Procès du "bijoutier de Nice" : autodéfense ou légitime défense, de quoi parle-t-on ?

Publié le 28 mai 2018 à 15h33
Procès du "bijoutier de Nice" : autodéfense ou légitime défense, de quoi parle-t-on ?

DÉCRYPTAGE - L'ancien bijoutier niçois Stéphane Turk comparaît lundi devant les assises des Alpes-Maritimes, accusé de meurtre pour avoir abattu en 2013 un jeune homme qui venait de braquer sa boutique. S'il se défend d'un acte de légitime défense, la famille de la victime assure qu'il s'agissait d'autodéfense.

Légitime défense ou autodéfense ? Cette question est au cœur du procès de Stéphane Turk, 72 ans, jugé à partir de ce lundi devant les assises des Alpes-Maritimes pour le meurtre d'un jeune homme.

Les faits remontent au 11 septembre 2013. Ce commerçant d'origine libanaise, brutalisé et forcé de remettre le contenu de son coffre-fort à deux braqueurs casqués, avait fait feu à trois reprises depuis le seuil de son commerce avec un pistolet semi-automatique alors que ses agresseurs prenaient la fuite. L'une des balles avait touché mortellement dans le dos Antony Asli, 19 ans, qui s'enfuyait sur un scooter avec un complice, condamné depuis en appel à 10 ans de prison.

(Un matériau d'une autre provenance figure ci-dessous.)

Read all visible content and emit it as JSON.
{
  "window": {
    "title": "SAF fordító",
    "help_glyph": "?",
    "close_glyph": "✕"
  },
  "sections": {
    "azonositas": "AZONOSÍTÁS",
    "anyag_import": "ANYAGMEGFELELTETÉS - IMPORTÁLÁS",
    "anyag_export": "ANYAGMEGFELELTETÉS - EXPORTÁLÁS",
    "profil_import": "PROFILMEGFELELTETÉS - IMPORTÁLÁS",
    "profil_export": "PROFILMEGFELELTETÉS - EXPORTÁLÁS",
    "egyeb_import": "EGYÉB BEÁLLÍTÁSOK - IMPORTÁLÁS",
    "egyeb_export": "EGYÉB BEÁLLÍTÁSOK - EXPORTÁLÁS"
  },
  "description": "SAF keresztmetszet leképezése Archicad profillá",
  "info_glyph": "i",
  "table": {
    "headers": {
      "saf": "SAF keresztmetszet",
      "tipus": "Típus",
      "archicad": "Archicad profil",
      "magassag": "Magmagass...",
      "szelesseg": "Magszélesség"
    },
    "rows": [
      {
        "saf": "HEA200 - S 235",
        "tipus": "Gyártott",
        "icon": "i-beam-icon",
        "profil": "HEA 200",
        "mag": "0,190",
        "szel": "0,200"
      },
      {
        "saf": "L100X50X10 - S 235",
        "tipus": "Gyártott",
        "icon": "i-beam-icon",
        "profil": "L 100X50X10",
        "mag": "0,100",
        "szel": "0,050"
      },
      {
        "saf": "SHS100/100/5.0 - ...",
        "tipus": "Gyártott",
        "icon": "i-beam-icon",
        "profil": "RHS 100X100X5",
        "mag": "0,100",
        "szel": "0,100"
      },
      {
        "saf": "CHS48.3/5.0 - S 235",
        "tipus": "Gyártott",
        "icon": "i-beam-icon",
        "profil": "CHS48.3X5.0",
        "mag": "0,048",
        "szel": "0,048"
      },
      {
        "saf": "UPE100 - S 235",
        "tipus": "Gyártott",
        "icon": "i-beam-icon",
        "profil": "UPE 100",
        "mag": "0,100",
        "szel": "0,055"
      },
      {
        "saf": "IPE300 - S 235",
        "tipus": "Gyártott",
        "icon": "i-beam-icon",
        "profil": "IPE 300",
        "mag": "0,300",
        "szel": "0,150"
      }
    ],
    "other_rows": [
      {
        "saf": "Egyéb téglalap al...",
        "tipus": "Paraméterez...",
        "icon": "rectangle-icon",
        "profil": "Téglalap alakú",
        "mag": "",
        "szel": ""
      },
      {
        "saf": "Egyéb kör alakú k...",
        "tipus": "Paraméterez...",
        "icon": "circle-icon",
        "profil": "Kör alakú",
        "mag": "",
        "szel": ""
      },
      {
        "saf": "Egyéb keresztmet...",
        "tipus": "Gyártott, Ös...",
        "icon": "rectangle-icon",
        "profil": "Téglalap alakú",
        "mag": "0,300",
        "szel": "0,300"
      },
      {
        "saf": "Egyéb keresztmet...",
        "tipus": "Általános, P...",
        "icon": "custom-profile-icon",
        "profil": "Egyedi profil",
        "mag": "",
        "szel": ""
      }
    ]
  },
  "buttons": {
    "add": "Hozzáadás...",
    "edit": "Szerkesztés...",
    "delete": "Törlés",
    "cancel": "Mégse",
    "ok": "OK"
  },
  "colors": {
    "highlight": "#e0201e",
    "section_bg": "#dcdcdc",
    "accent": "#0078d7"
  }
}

Deux parties qui s'opposent

Avant de savoir s'il s'agissait de légitime défense ou d'autodéfense, il convient dans un premier temps de définir les deux termes. Plusieurs conditions - encadrées par l'article 122-5 du Code pénal - doivent être réunies pour que la légitime défense soit reconnue : la riposte doit être absolument nécessaire, elle doit intervenir dans le même temps que l'agression, et, enfin, le moyen utilisé doit être proportionnel à celui de l'attaque.  

L'article 122-6 prévoit aussi une présomption de légitime défense dans deux cas : lorsque les faits se déroulent durant la nuit et s'il y a de la violence. 

On parle d'autodéfense lorsque la riposte n'est pas justifiée ou qu'elle est disproportionnée et que la personne fait donc justice-elle même. 

"Savoir s'il s'agissait de légitime défense ou d'autodéfense sera tout l'enjeu de ce procès", estime Me Thierry Vallat, avocat au barreau de Paris. "Il y a déjà eu des acquittements dans le passé pour ce type d'affaires, mais on a du mal à l'imaginer dans ce procès". 

Dans une société civilisée, il n'y a pas de place pour l'autodéfense, la vengeance privée ou la légitime défense des biens
Me Philippe Soussi, avocat de la partie civile

Pour l'avocat du bijoutier Me Franck de Vita, Stéphane Turk "n'avait pas d'autre solution que de se défendre" et il était à nouveau menacé lorsqu'il a tiré. Une thèse contraire à ce que disent deux rapports d'expertise balistique et technique versés au dossier. La famille Asli, partie civile, reproche au commerçant de s'être fait justice lui-même. "Dans une société civilisée, il n'y a pas de place pour l'autodéfense, la vengeance privée ou la légitime défense des biens", souligne leur avocat.

Sur les images de vidéosurveillance du magasin, le tribunal pourra revoir le calvaire de l'accusé, victime de "violences totalement gratuites" selon l'accusation. Il venait de désactiver l'alarme et préparait l'ouverture, le rideau métallique semi-abaissé, quand il a été dévalisé. La séquence de 2 minutes 43 secondes fixe aussi le laps de temps où les agresseurs repartent avec le butin dans un sac en menaçant leur victime d'un fusil à pompe. Stéphane Turk récupère alors le pistolet près du comptoir, enclenche le chargeur, s'avance avec l'arme dissimulée jusqu'à l'entrée du magasin, et s'accroupit pour faire feu.